Committee members responded that the Marines before now should have at least fully researched the ACH specifications and the padding, which costs less than $100.
“I am stunned that our military doesn’t have the foresight to see the need for an insert like this,” said Rep. Jim Gibbons, R-Nev. “It stuns me that the Department of Defense hasn’t taken the opportunity to improve the helmets they have out there. There’s a clear choice here: We either protect the lives of our soldiers or we don’t send them.”
Speakes said he was unaware if the helmet testing data had been made available to the Marines. Catto said his staff had seen no data weighing the ballistic and concussion advantages of internal padding.
Meanwhile, the founder of Operation Helmet, former Navy corpsman Bob Meaders, told the committee that his group’s research with their supply company, Oregon Aero, found that adding his charity’s protective inserts to the lightweight helmet can reduce the impact of a blast on a Marines’ head by nearly 60 percent.
He added that he’d be happy to share the medical information his group has gathered with any of the services.
“I would love for them to take this over, so I could quit and go play some golf,” Meaders said. “But if we can save even one life, that’s why we do it.”
Operation Helmet has raised about $800,000 to buy inserts for troops currently serving overseas. Their largest donor, singer-actress Cher, attended the hearing and met with congressmen beforehand to discuss the helmet issues.
Army plans call for all troops to have the ACH by September 2007. Catto said the ACH is approved for use by certain Marines, like reconnaissance patrols and parachute missions, because of the need for higher crash protection.
Weldon told Catto he wants to see the Marines’ study on the helmets finished well before its scheduled September completion.
Bid for better helmets gets boost from Cher
WASHINGTON — Cher: Sexy ’60s and ’70s hitmaker, ’80s Oscar winner … and leading proponent of full concussion protection in military headgear?

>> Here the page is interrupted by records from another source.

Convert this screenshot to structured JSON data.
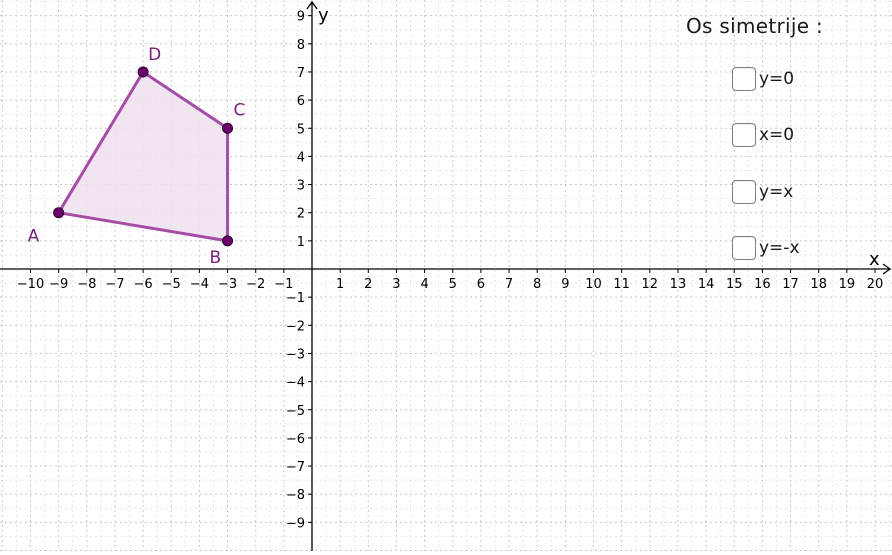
{
  "axes": {
    "x_label": "x",
    "y_label": "y",
    "x_range": [
      -11,
      20.5
    ],
    "y_range": [
      -9.8,
      9.4
    ],
    "x_ticks": [
      -10,
      -9,
      -8,
      -7,
      -6,
      -5,
      -4,
      -3,
      -2,
      -1,
      1,
      2,
      3,
      4,
      5,
      6,
      7,
      8,
      9,
      10,
      11,
      12,
      13,
      14,
      15,
      16,
      17,
      18,
      19,
      20
    ],
    "y_ticks": [
      -9,
      -8,
      -7,
      -6,
      -5,
      -4,
      -3,
      -2,
      -1,
      1,
      2,
      3,
      4,
      5,
      6,
      7,
      8,
      9
    ],
    "grid": true,
    "grid_style": "dotted"
  },
  "polygon": {
    "vertices": [
      {
        "label": "A",
        "x": -9,
        "y": 2
      },
      {
        "label": "B",
        "x": -3,
        "y": 1
      },
      {
        "label": "C",
        "x": -3,
        "y": 5
      },
      {
        "label": "D",
        "x": -6,
        "y": 7
      }
    ],
    "stroke_color": "#A64CA6",
    "fill_color": "#F0E0F0",
    "point_color": "#6B006B",
    "label_color": "#7A1F7A"
  },
  "panel": {
    "title": "Os simetrije :",
    "options": [
      {
        "label": "y=0",
        "checked": false
      },
      {
        "label": "x=0",
        "checked": false
      },
      {
        "label": "y=x",
        "checked": false
      },
      {
        "label": "y=-x",
        "checked": false
      }
    ]
  }
}
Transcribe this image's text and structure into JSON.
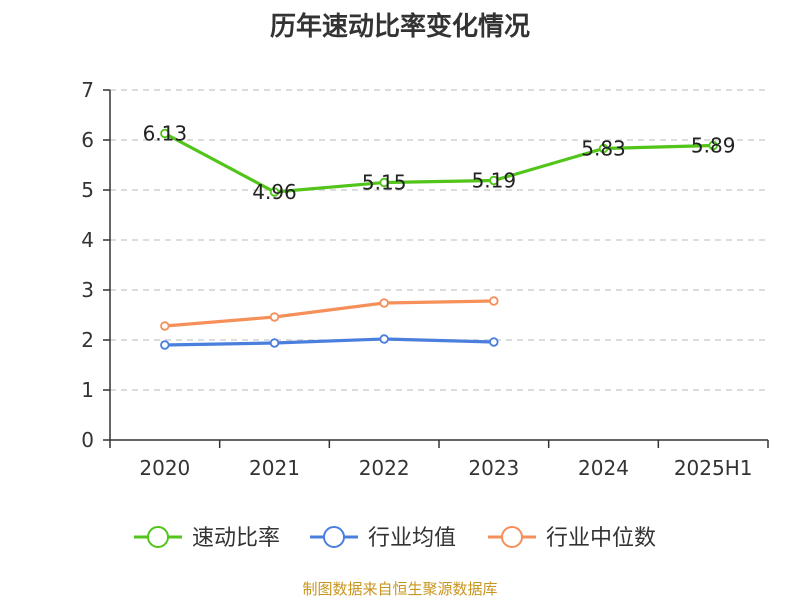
{
  "chart_data": {
    "type": "line",
    "title": "历年速动比率变化情况",
    "categories": [
      "2020",
      "2021",
      "2022",
      "2023",
      "2024",
      "2025H1"
    ],
    "y_ticks": [
      "0",
      "1",
      "2",
      "3",
      "4",
      "5",
      "6",
      "7"
    ],
    "ylim": [
      0,
      7
    ],
    "grid": true,
    "legend_position": "bottom",
    "series": [
      {
        "name": "速动比率",
        "color": "#52c41a",
        "values": [
          6.13,
          4.96,
          5.15,
          5.19,
          5.83,
          5.89
        ],
        "labels": [
          "6.13",
          "4.96",
          "5.15",
          "5.19",
          "5.83",
          "5.89"
        ],
        "show_labels": true
      },
      {
        "name": "行业均值",
        "color": "#4a7fdd",
        "values": [
          1.9,
          1.94,
          2.02,
          1.96,
          null,
          null
        ],
        "show_labels": false
      },
      {
        "name": "行业中位数",
        "color": "#f5905a",
        "values": [
          2.28,
          2.46,
          2.74,
          2.78,
          null,
          null
        ],
        "show_labels": false
      }
    ]
  },
  "footer": {
    "source": "制图数据来自恒生聚源数据库"
  }
}
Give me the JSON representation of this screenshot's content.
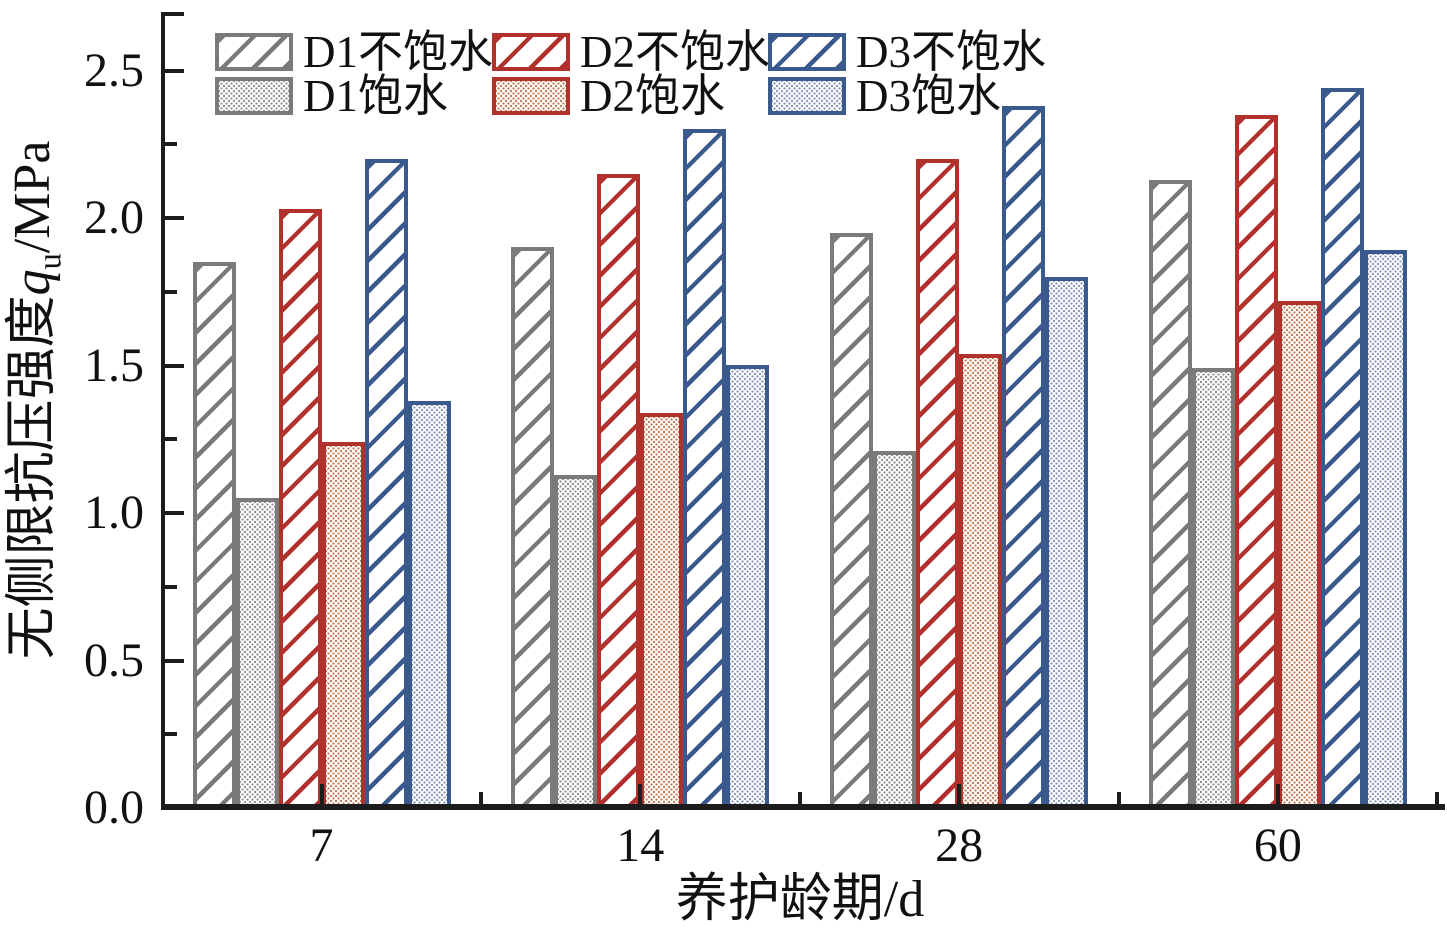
{
  "figure": {
    "background": "#ffffff",
    "axis_color": "#1c1c1c",
    "text_color": "#111111"
  },
  "chart_data": {
    "type": "bar",
    "title": "",
    "xlabel": "养护龄期/d",
    "ylabel": "无侧限抗压强度qu/MPa",
    "ylabel_parts": {
      "prefix": "无侧限抗压强度",
      "variable": "q",
      "subscript": "u",
      "suffix": "/MPa"
    },
    "categories": [
      "7",
      "14",
      "28",
      "60"
    ],
    "series": [
      {
        "name": "D1不饱水",
        "pattern": "hatch",
        "color": "#7a7a7a",
        "pattern_color": "#7a7a7a",
        "values": [
          1.85,
          1.9,
          1.95,
          2.13
        ]
      },
      {
        "name": "D1饱水",
        "pattern": "dots",
        "color": "#7a7a7a",
        "pattern_color": "#949494",
        "values": [
          1.05,
          1.13,
          1.21,
          1.49
        ]
      },
      {
        "name": "D2不饱水",
        "pattern": "hatch",
        "color": "#b1322c",
        "pattern_color": "#b1322c",
        "values": [
          2.03,
          2.15,
          2.2,
          2.35
        ]
      },
      {
        "name": "D2饱水",
        "pattern": "dots",
        "color": "#b1322c",
        "pattern_color": "#c47e58",
        "values": [
          1.24,
          1.34,
          1.54,
          1.72
        ]
      },
      {
        "name": "D3不饱水",
        "pattern": "hatch",
        "color": "#3a5a8e",
        "pattern_color": "#3a5a8e",
        "values": [
          2.2,
          2.3,
          2.38,
          2.44
        ]
      },
      {
        "name": "D3饱水",
        "pattern": "dots",
        "color": "#3a5a8e",
        "pattern_color": "#8b97bd",
        "values": [
          1.38,
          1.5,
          1.8,
          1.89
        ]
      }
    ],
    "ylim": [
      0,
      2.5
    ],
    "y_major_step": 0.5,
    "y_minor_step": 0.25,
    "y_tick_labels": [
      "0.0",
      "0.5",
      "1.0",
      "1.5",
      "2.0",
      "2.5"
    ],
    "grid": false,
    "legend_position": "top-left",
    "legend_columns": [
      {
        "top": "D1不饱水",
        "bottom": "D1饱水"
      },
      {
        "top": "D2不饱水",
        "bottom": "D2饱水"
      },
      {
        "top": "D3不饱水",
        "bottom": "D3饱水"
      }
    ]
  }
}
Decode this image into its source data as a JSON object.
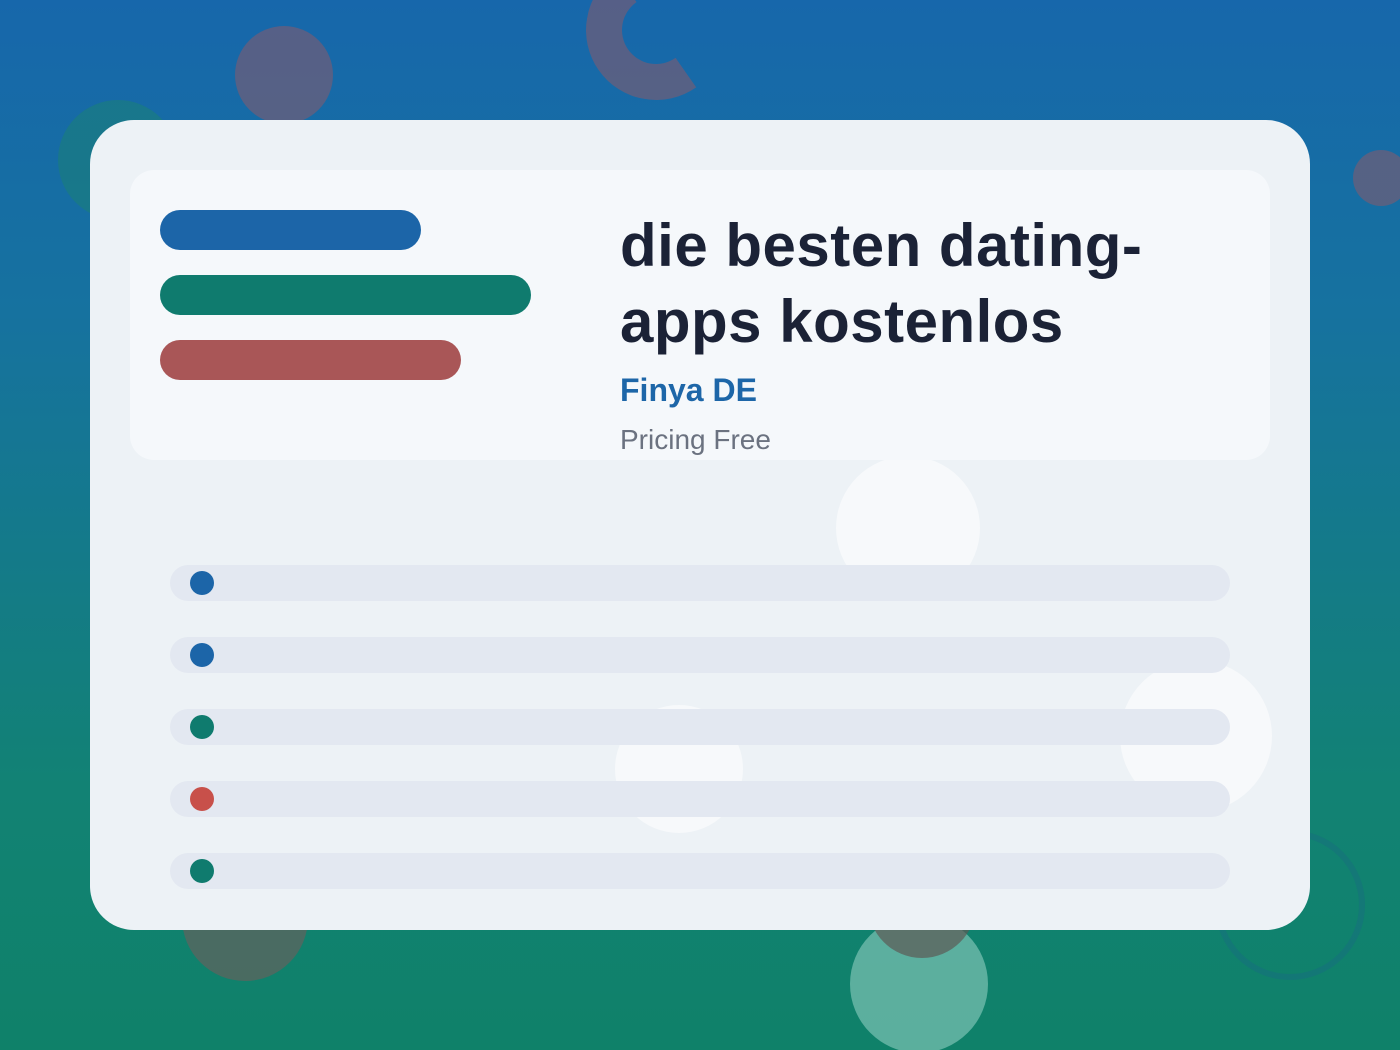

The singer-actress has become an unexpected and prominent spokesperson for Operation Helmet, a charity providing free padded inserts to military headgear.
In the past year, she has donated more than $130,000 to the effort and surprised its founders with several unsolicited calls to C-SPAN lauding the groups’ efforts to help troops, speaking about the importance of giving troops the best protection possible.
On Thursday, she sat quietly in the gallery of the House Armed Services Committee, declining to testify out of concern it would overshadow the charity’s efforts.
But she did bring with her a host of entertainment and mainstream news crews — reporters from the newsmagazine “Extra!” don’t regularly attend the military equipment hearings — as well as a team of U.S. Capitol Police and some curious Washington tourists.
Committee members applauded her good intentions and the publicity that comes with it.
“It does help draw attention to this critical issue,” said Rep. Steve Israel, D-N.Y. “I would imagine if we were having a hearing on this issue without the presence of a celebrity we would not have the number of photographers that are with us today.”
During the event several members referenced Cher’s late husband Sonny Bono, who sat on the armed services committee during his political career, and his work to provide troops with state-of-the-art equipment.
None made jokes about her infamous 1991 video for “If I Could Turn Back Time,” where she joined sailors aboard the battleship USS Missouri wearing … well, not much.
Operation Helmet founder Bob Meaders said his group wasn’t searching for a celebrity spokesperson, but they consider themselves lucky that Cher has decided to get involved in their work.
“She says to us, ‘It’s not about me’ … but she’s a great PR person for us,” he said. “So many people say to us they would have donated sooner if they had known about us, and because of her now they do.”